We expect that economy-wide leverage will increase further over the coming years. The planned reform program is likely to slow, but not prevent the rise in leverage. The importance the authorities attach to maintaining robust growth will result in sustained policy stimulus, given the growing structural impediments to achieving current growth targets. Such stimulus s will contribute to rising debt across the economy as a whole.
Due to the deceleration of China GDP Growth in recent years, official GDP growth also adjusted downward gradually and the authorities’ emphasis is progressively shifting towards the quality rather than quality of growth. However, the adjustment is essential to the current Five Year Plan and appeared to be considered by the authorities as important for the maintenance of economic and social stability, especially on the eve of 19th National Congress of the Communist Party of China in fall this year.
According to BIS’ data, the economy-wide debt of the government, household, and non-financial corporation rose to 256% of GDP at the end of 2016. While such debt levels are not common in advanced countries, they tend to be seen in countries which have much higher per capita incomes, deeper financial markets and stronger institution than China’s. But when you compare some debt indicators in China right now with those indicators in the period of Subprime mortgage crisis and European debt crisis, and you will find there’re definitely some problems in China now for us to discuss.
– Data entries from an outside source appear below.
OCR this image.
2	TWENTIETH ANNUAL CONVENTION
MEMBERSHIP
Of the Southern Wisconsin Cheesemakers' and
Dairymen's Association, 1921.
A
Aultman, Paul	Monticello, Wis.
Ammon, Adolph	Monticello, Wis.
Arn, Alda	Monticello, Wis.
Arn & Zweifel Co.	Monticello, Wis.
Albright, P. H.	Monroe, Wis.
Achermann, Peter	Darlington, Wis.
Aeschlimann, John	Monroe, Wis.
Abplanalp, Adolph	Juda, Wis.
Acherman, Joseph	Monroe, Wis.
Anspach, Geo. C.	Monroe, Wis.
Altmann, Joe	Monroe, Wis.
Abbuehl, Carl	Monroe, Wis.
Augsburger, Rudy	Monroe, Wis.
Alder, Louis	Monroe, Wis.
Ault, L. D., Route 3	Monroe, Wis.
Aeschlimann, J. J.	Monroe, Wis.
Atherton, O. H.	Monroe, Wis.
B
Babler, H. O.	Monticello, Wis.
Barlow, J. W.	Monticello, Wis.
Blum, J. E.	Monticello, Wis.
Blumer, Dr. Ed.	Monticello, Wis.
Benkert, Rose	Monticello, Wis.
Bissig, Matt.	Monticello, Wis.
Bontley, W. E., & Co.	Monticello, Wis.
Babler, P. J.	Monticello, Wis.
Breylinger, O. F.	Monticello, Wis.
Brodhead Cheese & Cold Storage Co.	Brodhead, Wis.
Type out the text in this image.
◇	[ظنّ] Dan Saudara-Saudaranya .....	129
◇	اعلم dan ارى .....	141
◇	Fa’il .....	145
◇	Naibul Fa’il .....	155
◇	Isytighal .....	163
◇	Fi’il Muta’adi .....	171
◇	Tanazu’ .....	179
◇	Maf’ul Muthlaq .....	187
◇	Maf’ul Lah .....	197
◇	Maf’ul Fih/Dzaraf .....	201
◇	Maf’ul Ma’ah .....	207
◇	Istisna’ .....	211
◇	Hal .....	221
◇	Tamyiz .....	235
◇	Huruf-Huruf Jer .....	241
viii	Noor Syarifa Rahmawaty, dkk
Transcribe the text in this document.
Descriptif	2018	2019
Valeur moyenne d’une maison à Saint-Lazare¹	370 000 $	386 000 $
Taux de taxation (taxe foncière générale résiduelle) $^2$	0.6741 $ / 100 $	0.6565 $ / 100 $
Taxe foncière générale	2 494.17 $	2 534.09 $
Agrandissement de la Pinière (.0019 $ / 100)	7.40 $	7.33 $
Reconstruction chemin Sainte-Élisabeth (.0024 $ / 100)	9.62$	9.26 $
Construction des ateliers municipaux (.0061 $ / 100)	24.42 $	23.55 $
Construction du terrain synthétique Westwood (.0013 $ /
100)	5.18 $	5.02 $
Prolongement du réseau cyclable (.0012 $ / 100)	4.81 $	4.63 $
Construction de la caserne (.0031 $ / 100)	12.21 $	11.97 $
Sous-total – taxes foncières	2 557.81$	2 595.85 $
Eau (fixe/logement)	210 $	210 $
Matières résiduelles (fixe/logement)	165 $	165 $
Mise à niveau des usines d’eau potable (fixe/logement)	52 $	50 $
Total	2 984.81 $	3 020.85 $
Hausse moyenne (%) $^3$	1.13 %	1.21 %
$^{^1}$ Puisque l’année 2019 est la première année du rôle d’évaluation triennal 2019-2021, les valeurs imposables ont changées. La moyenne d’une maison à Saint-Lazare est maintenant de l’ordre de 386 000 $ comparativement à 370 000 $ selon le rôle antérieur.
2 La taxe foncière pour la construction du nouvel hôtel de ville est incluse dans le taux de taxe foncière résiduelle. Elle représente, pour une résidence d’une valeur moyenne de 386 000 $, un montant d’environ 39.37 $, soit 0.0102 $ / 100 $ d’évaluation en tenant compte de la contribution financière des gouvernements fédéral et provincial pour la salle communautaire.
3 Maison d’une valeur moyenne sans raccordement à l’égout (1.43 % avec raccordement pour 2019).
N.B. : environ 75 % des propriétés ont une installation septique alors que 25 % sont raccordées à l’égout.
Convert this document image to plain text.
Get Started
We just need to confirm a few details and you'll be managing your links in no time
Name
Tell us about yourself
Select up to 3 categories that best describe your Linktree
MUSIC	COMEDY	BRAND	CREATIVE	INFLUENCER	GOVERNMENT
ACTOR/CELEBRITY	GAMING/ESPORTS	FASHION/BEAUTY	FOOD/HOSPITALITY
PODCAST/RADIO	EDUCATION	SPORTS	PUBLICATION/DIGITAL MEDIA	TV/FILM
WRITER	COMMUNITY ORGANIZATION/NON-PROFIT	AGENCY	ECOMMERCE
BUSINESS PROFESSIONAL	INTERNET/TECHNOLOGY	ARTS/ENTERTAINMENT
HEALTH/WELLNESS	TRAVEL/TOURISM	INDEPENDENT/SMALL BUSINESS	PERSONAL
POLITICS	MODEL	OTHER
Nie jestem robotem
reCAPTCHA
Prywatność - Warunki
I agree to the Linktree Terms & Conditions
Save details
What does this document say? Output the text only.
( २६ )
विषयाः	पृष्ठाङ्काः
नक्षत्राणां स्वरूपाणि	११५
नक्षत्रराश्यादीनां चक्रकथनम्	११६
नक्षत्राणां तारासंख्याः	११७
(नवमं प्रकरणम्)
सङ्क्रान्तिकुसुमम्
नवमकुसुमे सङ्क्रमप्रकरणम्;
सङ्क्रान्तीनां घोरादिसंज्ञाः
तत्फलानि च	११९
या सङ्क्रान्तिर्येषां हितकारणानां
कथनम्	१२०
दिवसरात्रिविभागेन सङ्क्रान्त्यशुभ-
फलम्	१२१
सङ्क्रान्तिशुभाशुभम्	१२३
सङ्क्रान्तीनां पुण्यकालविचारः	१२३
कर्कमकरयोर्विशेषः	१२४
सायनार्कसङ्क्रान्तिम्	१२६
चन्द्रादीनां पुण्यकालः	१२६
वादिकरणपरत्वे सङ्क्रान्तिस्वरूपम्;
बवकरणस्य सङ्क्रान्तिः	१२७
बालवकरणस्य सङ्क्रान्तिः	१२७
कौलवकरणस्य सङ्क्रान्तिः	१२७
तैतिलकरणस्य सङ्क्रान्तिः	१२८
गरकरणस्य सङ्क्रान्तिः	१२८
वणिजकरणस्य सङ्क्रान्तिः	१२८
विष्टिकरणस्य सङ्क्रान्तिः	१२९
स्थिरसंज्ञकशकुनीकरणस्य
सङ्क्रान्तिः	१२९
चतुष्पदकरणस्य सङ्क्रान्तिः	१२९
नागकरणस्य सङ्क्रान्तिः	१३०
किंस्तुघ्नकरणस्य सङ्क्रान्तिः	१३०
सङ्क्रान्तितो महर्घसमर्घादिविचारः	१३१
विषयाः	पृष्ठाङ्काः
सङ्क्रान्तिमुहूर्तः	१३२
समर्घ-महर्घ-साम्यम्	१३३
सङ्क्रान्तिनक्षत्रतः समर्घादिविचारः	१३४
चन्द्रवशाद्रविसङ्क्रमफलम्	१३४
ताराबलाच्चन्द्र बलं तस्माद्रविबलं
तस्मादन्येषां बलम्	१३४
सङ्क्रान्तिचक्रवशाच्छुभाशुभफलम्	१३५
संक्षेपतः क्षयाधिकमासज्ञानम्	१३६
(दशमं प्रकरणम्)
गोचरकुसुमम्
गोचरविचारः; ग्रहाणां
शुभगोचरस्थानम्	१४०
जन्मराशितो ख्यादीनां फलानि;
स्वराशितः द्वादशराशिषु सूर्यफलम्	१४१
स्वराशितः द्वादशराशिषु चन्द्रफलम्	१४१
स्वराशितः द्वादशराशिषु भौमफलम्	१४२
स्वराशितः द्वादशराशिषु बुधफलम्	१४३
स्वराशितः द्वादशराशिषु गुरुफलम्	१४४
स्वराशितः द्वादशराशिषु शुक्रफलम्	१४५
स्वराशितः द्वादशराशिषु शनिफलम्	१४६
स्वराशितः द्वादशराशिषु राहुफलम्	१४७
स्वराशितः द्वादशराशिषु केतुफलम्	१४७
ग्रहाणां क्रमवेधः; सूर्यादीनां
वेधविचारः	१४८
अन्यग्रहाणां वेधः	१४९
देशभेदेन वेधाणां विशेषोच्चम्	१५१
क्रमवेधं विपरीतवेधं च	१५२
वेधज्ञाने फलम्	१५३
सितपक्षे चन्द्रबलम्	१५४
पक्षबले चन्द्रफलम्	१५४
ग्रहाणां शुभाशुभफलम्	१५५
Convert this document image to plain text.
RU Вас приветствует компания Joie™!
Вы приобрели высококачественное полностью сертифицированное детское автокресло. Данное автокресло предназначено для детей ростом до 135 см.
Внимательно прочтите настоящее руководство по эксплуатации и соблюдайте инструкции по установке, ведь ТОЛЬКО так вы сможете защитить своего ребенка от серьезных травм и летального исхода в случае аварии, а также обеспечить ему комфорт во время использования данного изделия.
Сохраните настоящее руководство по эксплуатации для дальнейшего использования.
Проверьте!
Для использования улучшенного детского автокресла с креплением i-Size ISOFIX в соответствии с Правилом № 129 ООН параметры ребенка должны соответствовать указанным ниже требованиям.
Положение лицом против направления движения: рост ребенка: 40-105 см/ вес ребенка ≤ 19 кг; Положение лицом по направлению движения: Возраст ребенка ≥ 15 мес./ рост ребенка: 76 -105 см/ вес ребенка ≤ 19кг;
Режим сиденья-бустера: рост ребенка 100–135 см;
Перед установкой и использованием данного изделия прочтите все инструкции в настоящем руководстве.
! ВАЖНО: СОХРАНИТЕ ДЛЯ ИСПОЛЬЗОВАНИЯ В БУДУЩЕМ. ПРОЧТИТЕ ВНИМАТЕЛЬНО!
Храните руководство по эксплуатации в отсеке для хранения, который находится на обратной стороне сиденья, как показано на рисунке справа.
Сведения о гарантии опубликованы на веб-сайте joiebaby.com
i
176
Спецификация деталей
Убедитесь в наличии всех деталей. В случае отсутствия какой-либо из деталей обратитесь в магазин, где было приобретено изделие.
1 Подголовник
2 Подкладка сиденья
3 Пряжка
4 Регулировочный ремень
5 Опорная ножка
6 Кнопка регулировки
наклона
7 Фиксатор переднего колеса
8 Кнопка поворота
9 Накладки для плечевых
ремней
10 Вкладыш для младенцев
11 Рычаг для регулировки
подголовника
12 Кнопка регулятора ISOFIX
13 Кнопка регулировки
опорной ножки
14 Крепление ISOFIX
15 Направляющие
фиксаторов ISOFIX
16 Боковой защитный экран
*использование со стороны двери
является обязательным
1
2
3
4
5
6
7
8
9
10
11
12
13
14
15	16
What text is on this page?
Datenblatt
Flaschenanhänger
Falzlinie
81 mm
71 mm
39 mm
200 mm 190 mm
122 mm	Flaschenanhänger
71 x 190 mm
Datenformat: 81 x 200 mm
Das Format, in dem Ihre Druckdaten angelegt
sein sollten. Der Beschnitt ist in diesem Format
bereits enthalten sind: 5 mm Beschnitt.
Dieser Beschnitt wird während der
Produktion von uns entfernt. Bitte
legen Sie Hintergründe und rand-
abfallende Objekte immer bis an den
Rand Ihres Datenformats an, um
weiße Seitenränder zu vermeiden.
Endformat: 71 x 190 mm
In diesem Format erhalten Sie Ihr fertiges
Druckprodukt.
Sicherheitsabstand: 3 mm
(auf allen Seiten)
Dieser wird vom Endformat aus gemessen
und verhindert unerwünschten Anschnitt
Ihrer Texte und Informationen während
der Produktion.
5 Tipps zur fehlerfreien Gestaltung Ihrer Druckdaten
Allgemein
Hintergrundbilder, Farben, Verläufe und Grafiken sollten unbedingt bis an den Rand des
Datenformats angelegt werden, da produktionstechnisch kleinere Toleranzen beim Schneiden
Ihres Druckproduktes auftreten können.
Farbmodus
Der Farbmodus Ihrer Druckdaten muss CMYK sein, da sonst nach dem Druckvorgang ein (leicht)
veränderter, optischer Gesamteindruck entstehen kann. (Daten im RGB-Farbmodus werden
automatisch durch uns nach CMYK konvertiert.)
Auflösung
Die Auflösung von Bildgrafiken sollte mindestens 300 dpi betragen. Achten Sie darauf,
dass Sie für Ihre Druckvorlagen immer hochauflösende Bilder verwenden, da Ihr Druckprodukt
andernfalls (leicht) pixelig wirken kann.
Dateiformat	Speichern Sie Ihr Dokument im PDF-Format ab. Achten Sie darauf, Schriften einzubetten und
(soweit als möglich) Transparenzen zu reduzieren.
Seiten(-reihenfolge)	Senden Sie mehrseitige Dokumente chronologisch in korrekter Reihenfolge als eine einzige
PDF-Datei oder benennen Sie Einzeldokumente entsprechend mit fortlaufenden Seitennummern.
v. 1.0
Based on economic theories, this essay establishes a reliable system to exam the debt level in China which makes the reader can easily excess the valuation about the debt situation in China. In the meantime, we also point out a lot of comparable risk indicators for the purpose of be the benchmark for reference here. Finally, we notice the China authorities have taken steps to reduce the rising economy-wide leverage, and we expect the reforms about to offset the rise in debt and financial risk is somehow up to the self-determination of China.